Soon we will be hearing from the Supremes. Not the musical group, but the court. Perhaps they will rule affirmative action as we know it illegal. Perhaps they will merely rule affirmative action as Michigan University knows it illegal. Perhaps they'll even uphold it. There's been plenty of speculation on that - and plenty of people asking if fairness to certain groups requires or forbids affirmative action. I won't add to either side of these questions. Instead I want to ask another question. Is affirmative action a compelling interest not just of individual universities but of the country as a whole? Of course a few benefit clearly and directly and a few are harmed clearly and directly, but what happens to the majority of us?

It's worth noting that nations often fragment along racial lines. Not that every civil war is primarily about ethnic loyalties, but many are. Of course the United States is nowhere near that point. Those who have spoken of a division do not truly seem to take themselves seriously in preparing to give up their jobs (and lives) for the cause. Yet I suggest there is a continuum. Historically organized crime usually seems to be, umm, organized on predominantly racial lines. The advantages of this - for the criminals - are not hard to see. If a criminal gang is dominated by an ethnic group of people who don't tend to do as well on the average in getting legitimate jobs, it's easy to detect recruits. There is a group loyalty that comes from an element of shared culture - and a feeling of having been screwed by the same enemy. The most intelligent and determined members of that ethnic group may feel the deck is stacked against them in the legitimate world, so that this criminal enterprise is the only place they have a hope of getting to the top. Even if a member wants to go to the police, they suspect they won't be trusted.

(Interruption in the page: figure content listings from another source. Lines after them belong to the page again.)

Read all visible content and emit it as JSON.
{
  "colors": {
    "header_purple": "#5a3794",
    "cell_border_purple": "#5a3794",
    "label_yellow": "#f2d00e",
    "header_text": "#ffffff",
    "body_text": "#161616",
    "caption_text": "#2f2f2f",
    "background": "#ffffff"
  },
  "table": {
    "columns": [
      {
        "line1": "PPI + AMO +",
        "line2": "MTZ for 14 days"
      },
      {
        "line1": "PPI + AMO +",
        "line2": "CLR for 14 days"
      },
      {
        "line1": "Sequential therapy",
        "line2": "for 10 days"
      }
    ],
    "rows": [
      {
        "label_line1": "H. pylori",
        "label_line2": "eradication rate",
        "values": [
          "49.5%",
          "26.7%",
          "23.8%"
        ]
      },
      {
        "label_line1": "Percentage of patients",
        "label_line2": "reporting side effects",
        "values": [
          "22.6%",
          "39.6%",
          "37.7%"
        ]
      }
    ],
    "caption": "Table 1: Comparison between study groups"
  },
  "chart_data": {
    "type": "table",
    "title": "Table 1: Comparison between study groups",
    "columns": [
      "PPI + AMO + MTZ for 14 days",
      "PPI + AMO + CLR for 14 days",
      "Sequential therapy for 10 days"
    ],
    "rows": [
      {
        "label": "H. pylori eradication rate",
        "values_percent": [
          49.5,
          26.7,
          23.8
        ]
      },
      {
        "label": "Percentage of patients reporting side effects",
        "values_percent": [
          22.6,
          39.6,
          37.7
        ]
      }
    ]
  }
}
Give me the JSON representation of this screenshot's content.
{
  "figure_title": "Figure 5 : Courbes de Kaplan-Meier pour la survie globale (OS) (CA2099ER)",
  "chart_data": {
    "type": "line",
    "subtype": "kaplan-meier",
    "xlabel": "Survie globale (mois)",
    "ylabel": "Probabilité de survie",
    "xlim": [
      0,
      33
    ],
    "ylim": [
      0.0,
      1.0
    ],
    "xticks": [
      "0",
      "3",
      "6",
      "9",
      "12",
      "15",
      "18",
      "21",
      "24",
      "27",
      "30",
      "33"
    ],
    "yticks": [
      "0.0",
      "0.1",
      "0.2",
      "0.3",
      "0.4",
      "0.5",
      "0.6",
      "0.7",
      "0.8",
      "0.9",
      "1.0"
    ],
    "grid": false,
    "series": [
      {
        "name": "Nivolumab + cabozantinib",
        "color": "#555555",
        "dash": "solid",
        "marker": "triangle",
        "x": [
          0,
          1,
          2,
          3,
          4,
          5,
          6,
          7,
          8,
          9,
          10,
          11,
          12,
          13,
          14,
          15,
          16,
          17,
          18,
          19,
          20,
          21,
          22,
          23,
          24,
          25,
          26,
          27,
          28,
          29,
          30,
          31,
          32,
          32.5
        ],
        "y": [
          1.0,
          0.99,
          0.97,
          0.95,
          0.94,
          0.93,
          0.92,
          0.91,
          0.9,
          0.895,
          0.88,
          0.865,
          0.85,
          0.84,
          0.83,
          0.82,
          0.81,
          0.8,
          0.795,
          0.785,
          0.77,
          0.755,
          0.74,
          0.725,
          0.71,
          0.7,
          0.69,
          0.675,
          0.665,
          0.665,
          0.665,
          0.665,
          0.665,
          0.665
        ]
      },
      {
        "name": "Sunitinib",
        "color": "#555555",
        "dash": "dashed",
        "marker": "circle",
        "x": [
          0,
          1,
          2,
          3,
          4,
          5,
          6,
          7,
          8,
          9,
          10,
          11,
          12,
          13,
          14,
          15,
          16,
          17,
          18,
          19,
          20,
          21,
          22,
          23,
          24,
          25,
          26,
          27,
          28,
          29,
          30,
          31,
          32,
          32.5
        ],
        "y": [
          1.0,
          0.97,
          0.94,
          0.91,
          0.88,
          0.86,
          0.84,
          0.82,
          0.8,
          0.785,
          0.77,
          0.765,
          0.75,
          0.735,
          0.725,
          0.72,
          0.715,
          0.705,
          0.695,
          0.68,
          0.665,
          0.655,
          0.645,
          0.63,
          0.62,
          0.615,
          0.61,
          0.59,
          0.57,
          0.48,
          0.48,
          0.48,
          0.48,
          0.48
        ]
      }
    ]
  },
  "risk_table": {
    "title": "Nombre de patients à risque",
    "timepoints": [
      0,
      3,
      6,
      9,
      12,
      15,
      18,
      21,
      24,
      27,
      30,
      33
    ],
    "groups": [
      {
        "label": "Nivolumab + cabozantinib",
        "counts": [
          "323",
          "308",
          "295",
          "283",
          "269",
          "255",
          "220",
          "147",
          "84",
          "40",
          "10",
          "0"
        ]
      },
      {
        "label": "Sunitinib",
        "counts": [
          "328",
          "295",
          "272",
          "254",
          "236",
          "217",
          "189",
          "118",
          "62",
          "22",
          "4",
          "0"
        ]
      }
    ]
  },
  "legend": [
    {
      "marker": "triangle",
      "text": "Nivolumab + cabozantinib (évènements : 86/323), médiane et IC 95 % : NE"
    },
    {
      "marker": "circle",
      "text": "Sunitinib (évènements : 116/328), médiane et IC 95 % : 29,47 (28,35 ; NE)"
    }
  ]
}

Of course, many people from every ethnic group have done very well in the United States. I am not speaking of wrongdoing - few with this difficulty have done better than the United States, a great many have done worse. Yet I don't think that since the world began you have had a country where citizens of one ethnic group were consistantly worse off than citizens of other ethnic groups, and there has not been violence in proportion to the difference. Let's be pragmatic. Even above and beyond the fact that the desperately poor are more prone to violent crime for gain than other groups, those who have reason to believe that an external factor they were born with and can never change contributing to the problem seem to have a special risk factor - and when groups of the band together, homeless cats and dogs can become wolves and lions. It is a compelling interest, not just for individual universities, but for the nation as a whole. Of course there are some who would turn to crime regardless, and some who will do right no matter how much it costs them, but for many in the middle a little bit of reverse discrimination to counter all the ordinary discrimination which nobody can ever prove in individual cases although scientific studies have shown it statistically might go a long way.

Of course there are other problems as well. What about those who succeed without any benefit of affirmative action - and then have people fail to respect their success because they erroneously assume it was helped by affirmative action? Yet somehow nobody discounts the children of the rich and priviledged because they believe their family names helped them get into good schools. Somehow people don't seem to resent that in the same way. If we as a nation can come to accept that this is for all of us, perhaps the anger and fear that provoke people to feel their jobs and scholarships are being given to 'them' will fade.